There is good reason for the Bazhu residents to be so conscientious in their efforts to protect their natural resources. Bazhu residents fear that the planned removal of the logging ban in China after 2008 could spell a renewed attack on their precious forest coverage. Hence the need for the ever vigilant forest patrols.
"I believe that part of the reason our community has kept our natural resources intact is down to our cultural background," explained Chong, one of Bazhu's community leaders, as he poured the assembled group another round of butter tea. "Bazhu is one of the few remaining communities in this region that has retained strong roots to our cultural past. In Tibetan Buddhism, a respect of nature is an absolute must, as we believe in the interdependency of all things. Damage one element, and you damage the whole."
Emphasis on education
Bazhu residents view education as a vital tool to keep this belief in nature alive. With support from World Wildlife Fund (WWF), the conservation organization, they have built a Community Learning Centre in Bazhu's largest village. The centre acts as a focal point for the community to participate in activities related to the benefit of the community as a whole. Tibetan classes are regularly held there (of which the women are attending in ever greater numbers) as well as other training according to the communities' needs.

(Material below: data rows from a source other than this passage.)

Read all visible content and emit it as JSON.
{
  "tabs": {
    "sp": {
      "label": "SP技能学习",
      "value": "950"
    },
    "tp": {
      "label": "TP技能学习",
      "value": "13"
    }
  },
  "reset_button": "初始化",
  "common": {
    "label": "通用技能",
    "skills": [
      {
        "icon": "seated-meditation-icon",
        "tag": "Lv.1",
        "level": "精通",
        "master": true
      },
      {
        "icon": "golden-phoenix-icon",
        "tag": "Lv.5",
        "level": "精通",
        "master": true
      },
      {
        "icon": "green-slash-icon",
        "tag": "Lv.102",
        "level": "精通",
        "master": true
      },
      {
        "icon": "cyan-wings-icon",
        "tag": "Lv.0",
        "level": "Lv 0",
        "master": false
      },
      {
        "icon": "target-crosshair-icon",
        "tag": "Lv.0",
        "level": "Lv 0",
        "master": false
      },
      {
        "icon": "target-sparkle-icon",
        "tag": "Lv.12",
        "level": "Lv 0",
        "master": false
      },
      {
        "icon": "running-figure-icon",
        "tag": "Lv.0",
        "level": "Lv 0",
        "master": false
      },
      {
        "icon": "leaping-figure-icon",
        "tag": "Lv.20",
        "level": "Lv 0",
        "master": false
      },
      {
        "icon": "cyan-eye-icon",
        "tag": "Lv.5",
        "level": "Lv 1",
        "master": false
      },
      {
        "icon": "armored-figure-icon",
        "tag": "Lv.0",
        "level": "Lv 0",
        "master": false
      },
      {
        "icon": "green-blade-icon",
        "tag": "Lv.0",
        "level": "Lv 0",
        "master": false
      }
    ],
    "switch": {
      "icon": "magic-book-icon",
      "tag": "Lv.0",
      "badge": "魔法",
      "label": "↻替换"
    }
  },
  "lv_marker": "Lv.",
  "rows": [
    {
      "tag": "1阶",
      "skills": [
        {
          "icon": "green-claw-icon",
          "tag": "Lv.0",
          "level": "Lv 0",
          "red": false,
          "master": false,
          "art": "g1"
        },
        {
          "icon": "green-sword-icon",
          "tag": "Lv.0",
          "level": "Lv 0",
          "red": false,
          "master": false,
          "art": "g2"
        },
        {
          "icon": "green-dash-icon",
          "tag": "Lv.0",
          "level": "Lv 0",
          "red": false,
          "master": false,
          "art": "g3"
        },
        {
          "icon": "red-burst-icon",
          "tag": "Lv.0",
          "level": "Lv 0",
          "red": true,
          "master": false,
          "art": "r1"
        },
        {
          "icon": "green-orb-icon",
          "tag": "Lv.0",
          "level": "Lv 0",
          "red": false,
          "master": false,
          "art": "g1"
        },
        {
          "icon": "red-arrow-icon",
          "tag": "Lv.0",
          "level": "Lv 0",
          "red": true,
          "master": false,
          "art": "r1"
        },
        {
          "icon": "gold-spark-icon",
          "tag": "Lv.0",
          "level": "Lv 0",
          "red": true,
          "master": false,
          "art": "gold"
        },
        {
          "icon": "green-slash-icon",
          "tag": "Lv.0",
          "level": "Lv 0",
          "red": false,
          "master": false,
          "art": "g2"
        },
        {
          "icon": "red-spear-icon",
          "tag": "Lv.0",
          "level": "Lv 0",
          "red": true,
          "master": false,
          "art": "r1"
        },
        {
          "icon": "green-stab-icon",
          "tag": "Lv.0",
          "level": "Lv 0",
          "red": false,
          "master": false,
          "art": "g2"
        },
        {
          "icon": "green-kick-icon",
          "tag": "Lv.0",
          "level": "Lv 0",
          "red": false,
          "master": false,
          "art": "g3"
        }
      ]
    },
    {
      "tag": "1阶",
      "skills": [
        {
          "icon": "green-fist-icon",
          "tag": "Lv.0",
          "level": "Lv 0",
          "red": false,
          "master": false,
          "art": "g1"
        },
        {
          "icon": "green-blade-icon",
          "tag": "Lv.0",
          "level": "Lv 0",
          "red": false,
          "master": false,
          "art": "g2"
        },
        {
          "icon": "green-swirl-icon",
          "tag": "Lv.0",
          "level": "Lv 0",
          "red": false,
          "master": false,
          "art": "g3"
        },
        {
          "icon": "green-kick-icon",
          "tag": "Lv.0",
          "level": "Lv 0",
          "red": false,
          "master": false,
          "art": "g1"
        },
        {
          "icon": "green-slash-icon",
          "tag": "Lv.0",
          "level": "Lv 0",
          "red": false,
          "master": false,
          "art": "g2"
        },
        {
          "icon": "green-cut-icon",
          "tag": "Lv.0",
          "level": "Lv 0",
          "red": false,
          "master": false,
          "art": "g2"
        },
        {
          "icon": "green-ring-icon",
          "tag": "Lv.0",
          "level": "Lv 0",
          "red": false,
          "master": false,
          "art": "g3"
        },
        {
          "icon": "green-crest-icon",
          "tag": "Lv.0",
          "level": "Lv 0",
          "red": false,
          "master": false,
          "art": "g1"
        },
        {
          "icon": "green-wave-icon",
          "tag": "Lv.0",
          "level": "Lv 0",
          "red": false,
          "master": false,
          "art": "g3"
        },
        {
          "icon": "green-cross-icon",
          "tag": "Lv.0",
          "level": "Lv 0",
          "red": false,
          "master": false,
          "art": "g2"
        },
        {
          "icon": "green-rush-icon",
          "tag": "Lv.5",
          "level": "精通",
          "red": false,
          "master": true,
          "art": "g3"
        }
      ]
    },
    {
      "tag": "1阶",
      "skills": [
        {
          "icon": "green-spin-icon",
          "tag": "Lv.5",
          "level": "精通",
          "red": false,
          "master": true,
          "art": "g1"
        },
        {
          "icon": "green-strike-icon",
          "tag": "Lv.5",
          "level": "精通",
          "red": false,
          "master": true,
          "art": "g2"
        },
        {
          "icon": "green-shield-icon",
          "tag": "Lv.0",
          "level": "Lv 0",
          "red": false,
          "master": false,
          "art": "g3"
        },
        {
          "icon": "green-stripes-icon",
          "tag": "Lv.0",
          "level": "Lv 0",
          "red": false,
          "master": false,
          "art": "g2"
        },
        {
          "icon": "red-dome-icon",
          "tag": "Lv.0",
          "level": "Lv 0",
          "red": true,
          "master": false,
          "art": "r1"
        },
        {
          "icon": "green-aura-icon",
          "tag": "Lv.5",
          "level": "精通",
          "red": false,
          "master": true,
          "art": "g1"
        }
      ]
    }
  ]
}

According to Liu Yunhua, director of WWF's Education Programme, environmental protection requires the extensive participation of local communities if they are to be effective and sustainable. In turn, effective and meaningful participation can only be achieved when communities are truly empowered and their capacity is strengthened.
"The Community Learning Centre is a great place for bringing people together to share ideas, make decisions and take action to protect their cultural and natural heritage," she added.
But Bazhu residents also realize that in order to maintain the fragile balance between humans and nature, they must adapt to the ever-changing world that surrounds it. With an adult's expected annual salary of around 500 yuan (US$60) a year, staying above the poverty line is a daily challenge for all the families in Bazhu.
Efforts are already being made to diversify income sources away from traditional agricultural methods and embrace the greater markets of consumer products.
A fruit candy using local produce is currently undergoing testing, and plans are also in the works to sell village hazelnuts to the local markets.
But the village elders are clear that such initiatives will not survive on their own. Support is needed for all the community residents, especially for the women.
Hence the need for the centre and its multitude of training opportunities, including in handicrafts, and the sustainable use of non-timber forest products, especially mushroom and medicinal herbs.
For Tseji, such training opportunities are an exciting future for her, as she'd like to expand her opportunities to help her family.
"Besides, the extra knowledge could help me in my patrolling work," she added. "I might gain better powers of persuasion!"